Chłopi i Zieloni wygrali wybory sejmowe na Litwie


Ramūnas Karbauskis i Saulius Skvernelis, fot. wilnoteka.lt
W sejmie nowej kadencji Litewski Związek Chłopów i Zielonych będzie miał 54 posłów. Prawdopodobnie do frakcji Chłopów i Zielonych dołączą jeszcze dwaj posłowie, którzy w wyborach startowali jako kandydaci niezależni, ale utożsamiają się z partią Ramūnasa Karbauskisa. W 141-osobowym sejmie zasiądzie również 31 konserwatystów, 17 socjaldemokratów, 14 liberałów, 8 przedstawicieli AWPL-ZChR, 8 z partii "Porządek i Sprawiedliwość", 2 z Partii Pracy. Po jednym przedstawicielu będą mieli: Litewska Partia Zielonych, Koalicja Antykorupcyjna Litewskiej Partii Centrum i Litewskiej Partii Emerytów i partia "Lista Litwy".
Po pierwszej turze Związek Chłopów i Zielonych miał zapewnionych 19 mandatów, konserwatyści - 20, ważyły się losy, która z partii będzie mogła decydować o kształcie przyszłej koalicji. Druga tura w okręgach jednomandatowych przyniosła triumf Chłopów i Zielonych - wygrali oni w 35 okręgach, podczas gdy konserwatyści zaledwie w 10. Dzięki drugiej turze Akcja Wyborcza Polaków na Litwie - Związek Chrześcijańskich Rodzin zdobyła jeszcze jeden mandat - po pierwszej miała 7 posłów. Obecna szefowa sejowej frakcji AWPL-ZChR Rita Tamašunienė w okręgu niemenczyńskim zdobyła poparcie 61 proc. wyborców.

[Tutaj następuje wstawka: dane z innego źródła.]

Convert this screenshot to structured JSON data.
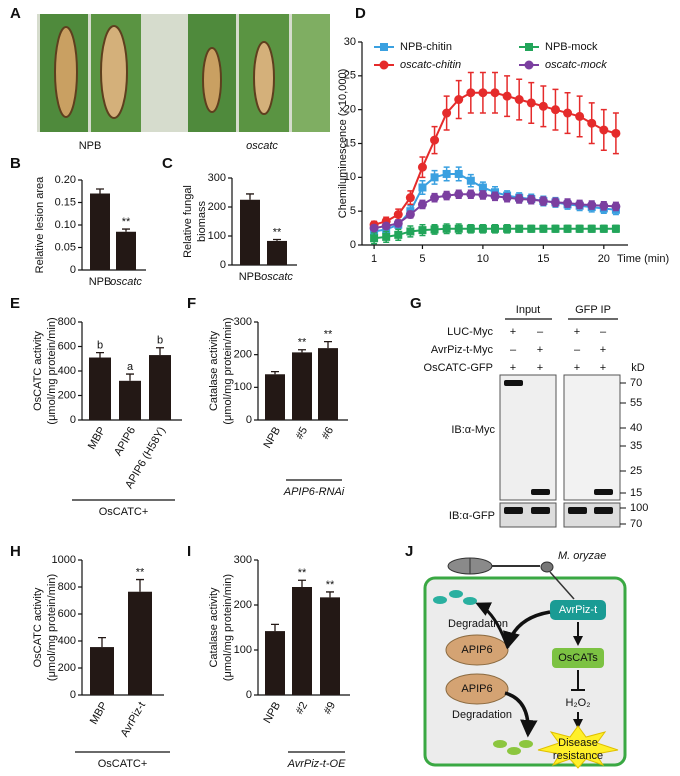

W sejmie nowej kadencji będzie sporo nowicjuszy - ze 141 posłów aż 83 po raz pierwszy zasiądzie w ławie poselskiej. 

Sukces, jaki odniósł Związek Chłopów i Zielonych jest porównywalny jedynie do zwycięstwa konsewatystów w 1986 r., kiedy zdobyli oni 68 mandatów. Warto odnotować, że w kończącym kadencję sejmie Chłopi i Zieloni mieli zaledwie jednego posła. To właśnie ta partia będzie teraz decydowała o kształcie przyszłej koalicji i składzie rządu. 

Przewodniczący zwycięskiej partii, Ramūnas Karbauskis, już wcześniej mówił, że jest zwolennikiem tworzenia szerokiej koalicji i rządu fachowców. Zapowiedział powołanie dwóch grup roboczych, które będą negocjowały i z konserwatystami, i z socjaldemokratami. "Nie widzę na razie żadnej różnicy pomiędzy konserwatystami i socjaldemokratami. Muszą oni sami ocenić swoją sytuację. Przede wszystkim muszą zadecydować, czy chcą być w koalicji rządzącej. A potem - na jakie kompromisy związane z naszym i ich programem są gotowi" - powiedział. 

Wśród kandydatów na stanowisko premiera wymieniani są były szef policji litewskiej, były minister spraw wewnętrznych Saulius Skvernelis i europoseł, były wieloletni mer rejonu ignalińskiego Bronis Ropė.